Apr 17, Colombo: The Sri Lankan government plans to launch major diplomatic effort against the report of the United Nations’ Panel of Experts handed over last week to the UN Secretary-General Ban Ki-moon.
The report prepared by the three-member panel holds the Sri Lankan government and its security forces as well as the Tamil Tiger Terrorist group, Liberation Tigers of Tamil Eelam (LTTE) responsible for thousands of civilian deaths and massive violations of human rights and humanitarian laws during the final phase of the war against the terrorists that ended in May 2009.
The government rejected the UN report saying that it is ‘flawed and biased’. It said a formal response will be released when the country’s External Affairs Minister Prof. G. L. Peiris returns to the island this week following an overseas tour.
An AFP report said today that President Mahinda Rajapaksa has called for mass protests against UN report to show solidarity for the country’s armed forces.
Reportedly Rajapaksa has asked members of the Sri Lanka Freedom Party (SLFP) to turn the upcoming May Day rally in Colombo into a “show of strength” against the report.

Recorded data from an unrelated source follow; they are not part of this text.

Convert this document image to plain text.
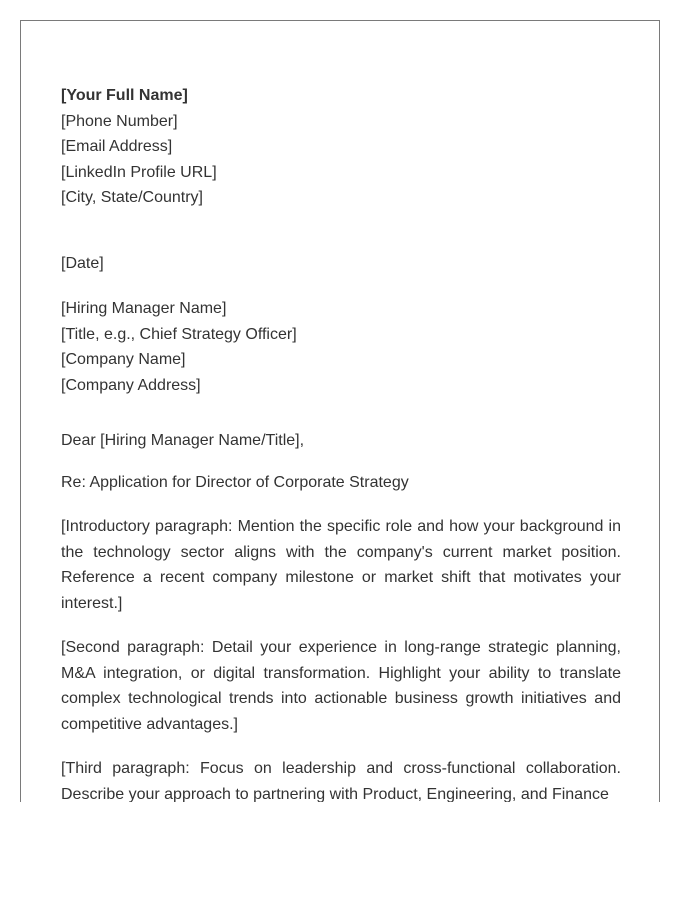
[Your Full Name]
[Phone Number]
[Email Address]
[LinkedIn Profile URL]
[City, State/Country]
[Date]
[Hiring Manager Name]
[Title, e.g., Chief Strategy Officer]
[Company Name]
[Company Address]
Dear [Hiring Manager Name/Title],
Re: Application for Director of Corporate Strategy

[Introductory paragraph: Mention the specific role and how your background in the technology sector aligns with the company's current market position. Reference a recent company milestone or market shift that motivates your interest.]

[Second paragraph: Detail your experience in long-range strategic planning, M&A integration, or digital transformation. Highlight your ability to translate complex technological trends into actionable business growth initiatives and competitive advantages.]

[Third paragraph: Focus on leadership and cross-functional collaboration. Describe your approach to partnering with Product, Engineering, and Finance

“All these days we did not demonstrate our strength, but now on May Day we will show our strength,” Rajapaksa has said on Saturday. According to AFP, an audio tape of the speech was released by his office.
Several opposition parliamentarians have expressed support to the government’s stance against the UN report.
Moneragala District MP Ranjith Madduma Bandara has said that everyone should think and act as one nation and safeguard the country.
“As citizens of this country it is necessary for us to stand by our countrys pride and our forces if any international intervention is trying to act against it,” he has said.
Matara District MP Buddhika Pathirana has said that Sri Lanka is an independent and sovereign State.
“We hail our pride as an independent state. If any international intervention disregards this we need to stand by our country and our forces,” Pathirana has said.
Meanwhile Defence Secretary Gotabhaya Rajapaksa told the Sunday Times that the government would take the report “seriously” and send teams to friendly countries and other Non-Aligned countries including those in Africa and Latin America to explain why Sri Lanka had no option but to use military force to liquidate the LTTE’s military capabilities.
The UN Chief appointed the Panel last May to investigate allegations of violating humanitarian law by the government security forces and the rebels during the successful military offensive in 2009 that completely eliminated the LTTE from Sri Lanka.
The Panel has found credible allegations, “which if proven, indicate that a wide range of serious violations of international humanitarian law and international human rights law were committed both by the Government of Sri Lanka and the LTTE, some of which would amount to war crimes and crimes against humanity.”
The Panel of Experts had recommended the Secretary-General to “immediately proceed to establish an independent international mechanism” that is mandated by several functions defined by the Panel.
President Rajapaksa has said the allegations of war crimes by the Panel were not new but that there were increasing suggestions that those who led the military campaign should be taken before a war crimes tribunal.
“On behalf of the country, if they ask me to sit on the electric chair, I will happily do it,” the President has said.